Plus encore, l’historique du rapport des salaires au PNB montre que c’est la première fois depuis la publication régulière des données officielles que la croissance moyenne des rémunérations est supérieure à celle du PIB. La conséquence en est que le revenu moyen des ménages augmente, laissant présager que les efforts du pouvoir pour faire de la consommation intérieure un des moteurs de la croissance pourraient porter leurs fruits. Enfin, il est important de signaler que le différentiel avec les salaires des pays développés est encore tel – le rapport est en moyenne de un à dix - que la Chine conservera encore cet avantage pendant de longues années.

Dans le domaine macro économique, le pouvoir a le choix entre une nouvelle politique de relance dont l’abus pourrait exacerber les déséquilibres structurels en augmentant le poids gaspilleur et redondant du secteur public, diminuant encore la rentabilité du capital, ou poursuivre la remise en ordre annoncée, appuyée sur le privé et destinée, à terme, à faire basculer l’économie de l’approche quantitative vers la qualité, l’efficacité et l’innovation. Le tout encouragé par une diminution des taxes aux petites et moyennes entreprises.

Si on observe les tendances récentes on s’aperçoit que, pour l’instant, Pékin hésite. Les réformes prévues ne sont appliquées que de manière partielle ou pas du tout, tandis que, s’inquiétant du freinage de la croissance, les autorités ont commencé à mettre en œuvre des mesures partielles de relance, répondant aux récentes directives de Wen Jiabao.

La faiblesse de l’élan réformiste, handicapé par la résistance des corporatismes, se lit dans la lenteur des réductions fiscales accordées aux entreprises et dans les difficultés d’une plus grande implication du privé dans l’économie. Caixin, indique qu’en dépit des informations qui circulent sur une expérience en cours à Shanghai pour remplacer la taxe sur le bénéfice des entreprises par une TVA, dont le principe devait être étendu à 10 autres provinces, les effets ne sont pas visibles sur le terrain, où les PME se plaignent même que leurs impôts augmentent.

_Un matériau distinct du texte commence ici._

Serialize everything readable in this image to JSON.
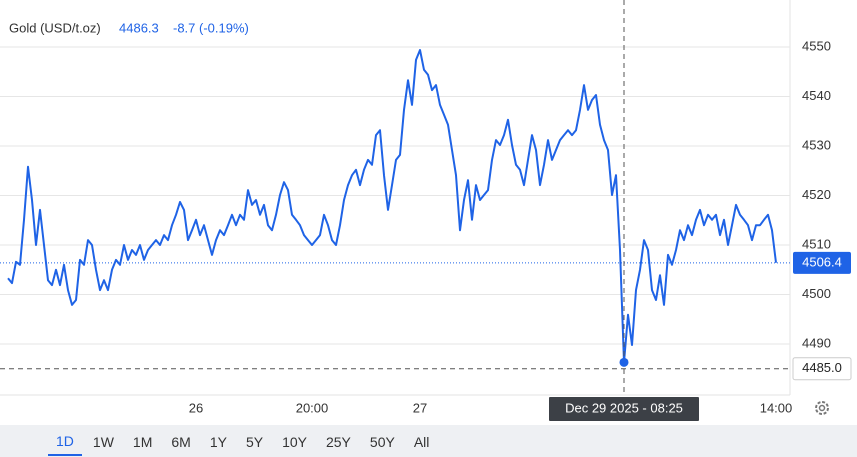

De même, tarder à réduire les taxes à l’importation dont le maintien protège les entreprises chinoises - du secteur automobile par exemple -, freine les politiques d’innovation dans de nombreux secteurs ; tandis que la mauvaise gestion des entreprises d’Etat (absence totale de transparence, corruption) ayant un accès presque illimité aux banques publiques perpétue les gabegies financières.

Ici la Commission Nationale pour la Réforme et le Développement (CNRD), à la fois juge et partie, remplit mal son rôle de filtre des projets publics, tandis que l’Etat reste enfermé dans une vision du développement toujours marquée par les grands travaux d’infrastructures ou des projets contrôlés et gérés par le Centre. Une organisation bureaucratique, lourde, gaspilleuse et peu propice à l’innovation.

Par ailleurs, placé sous la pression des acteurs économiques, taraudé par la crainte d’une récession politiquement dangereuse, le gouvernement a commencé à relâcher le contrôle monétaire et accéléré les procédures d’approbation des grands projets. Le 12 mai, la Banque de Chine annonçait la réduction de 0,5% du taux de réserve obligatoire des banques qui s’ajoute à celles effectuées en novembre et février derniers. Le 28 mai, le Journal de l’économie chinoise 中国经营 faisait état des intentions de la CNRD d’accélérer l’approbation de projets dans les secteurs de l’acier et des transports pour une valeur de 130 milliards de Yuan (16 milliards d’€).